A promising approach towards extending and improving border surveillance capabilities, which is being investigated in response to various policies and regulations, is to integrate and correlate information derived from Earth Observation (EO) satellites with in-situ assets (fixed sensors and UAVs) to support improved decision-making. EO satellites use digital imaging systems which can either be passive using typically hyper-spectral/optical imaging sensors or active by using radar based technology called Synthetic Aperture Radar (SAR). The main limitations of EO satellite operations refer to their revisit time, operation programming time and processing time to deliver the information to the user. On the other hand, Unmanned Aerial Vehicles (UAVs) have much shorter response times and provide more detailed information, patrolling over an area and tracking the target objects. Notably, the integration of EO satellites with UAVs and also with in-situ sensors (e.g. thermal and optical cameras) could play an important role in further enhancing border surveillance, complementing the weaknesses of each individual system.

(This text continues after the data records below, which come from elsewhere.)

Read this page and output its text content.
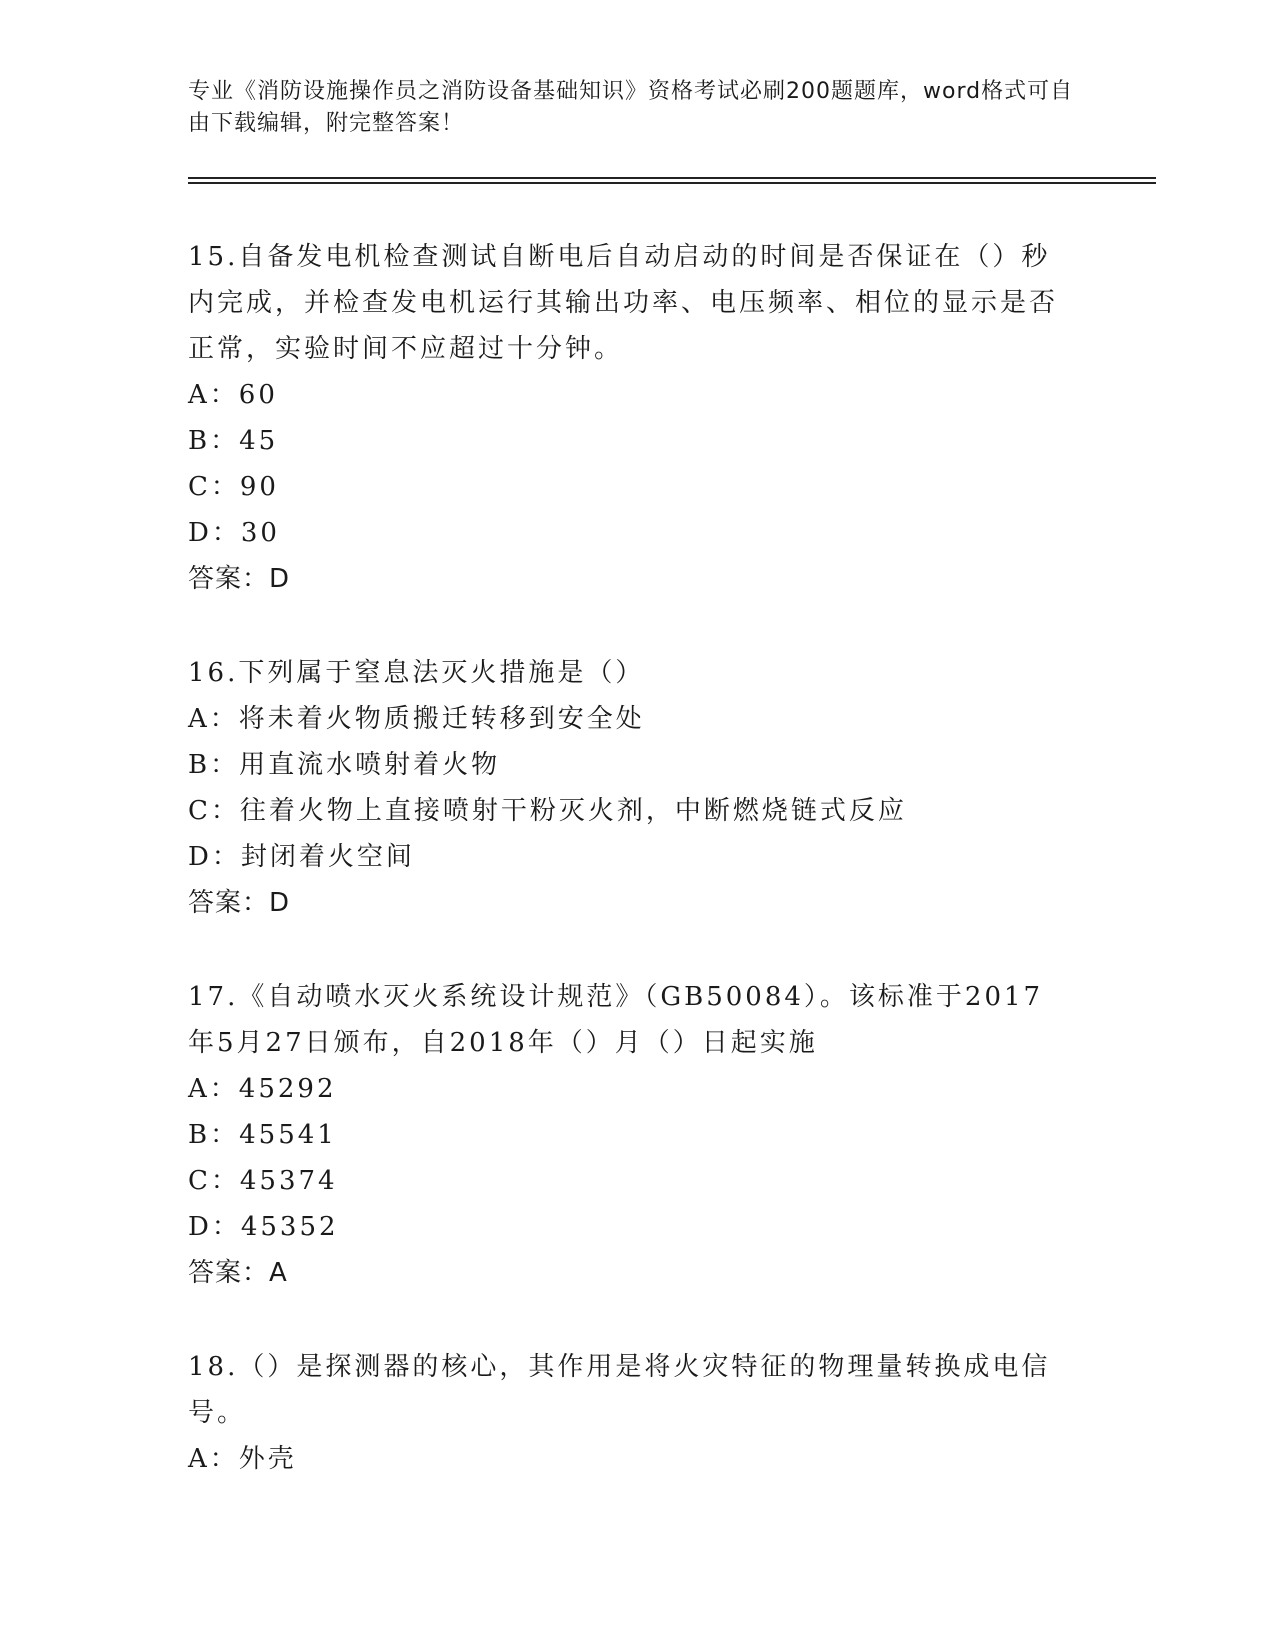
专业《消防设施操作员之消防设备基础知识》资格考试必刷200题题库，word格式可自由下载编辑，附完整答案！

15.自备发电机检查测试自断电后自动启动的时间是否保证在（）秒内完成，并检查发电机运行其输出功率、电压频率、相位的显示是否正常，实验时间不应超过十分钟。

A：60

B：45

C：90

D：30

答案：D

16.下列属于窒息法灭火措施是（）

A：将未着火物质搬迁转移到安全处

B：用直流水喷射着火物

C：往着火物上直接喷射干粉灭火剂，中断燃烧链式反应

D：封闭着火空间

答案：D

17.《自动喷水灭火系统设计规范》（GB50084）。该标准于2017年5月27日颁布，自2018年（）月（）日起实施

A：45292

B：45541

C：45374

D：45352

答案：A

18.（）是探测器的核心，其作用是将火灾特征的物理量转换成电信号。

A：外壳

In this context, the JASON project is in line with other promising EU initiatives (e.g., GMES), takes into account the particular Greek landscape characteristics, terrain morphology and user requirements, and gathers a consortium of significant background knowledge and expertise on the topic to address the joint synergistic and integrated use of satellite EO, navigation and telecommunication technologies for enhanced maritime and land border surveillance. In particular, JASON aims at the research and development of an integrated system for enhanced border security, addressing both sea border and land border surveillance, by fusing data from spaceborne sensors such as EO SAR satellites, airborne sensors such as UAV, ship-borne systems such as AIS (both coastal and satellite based), and ground-based sensors, such as optical and thermal imaging cameras.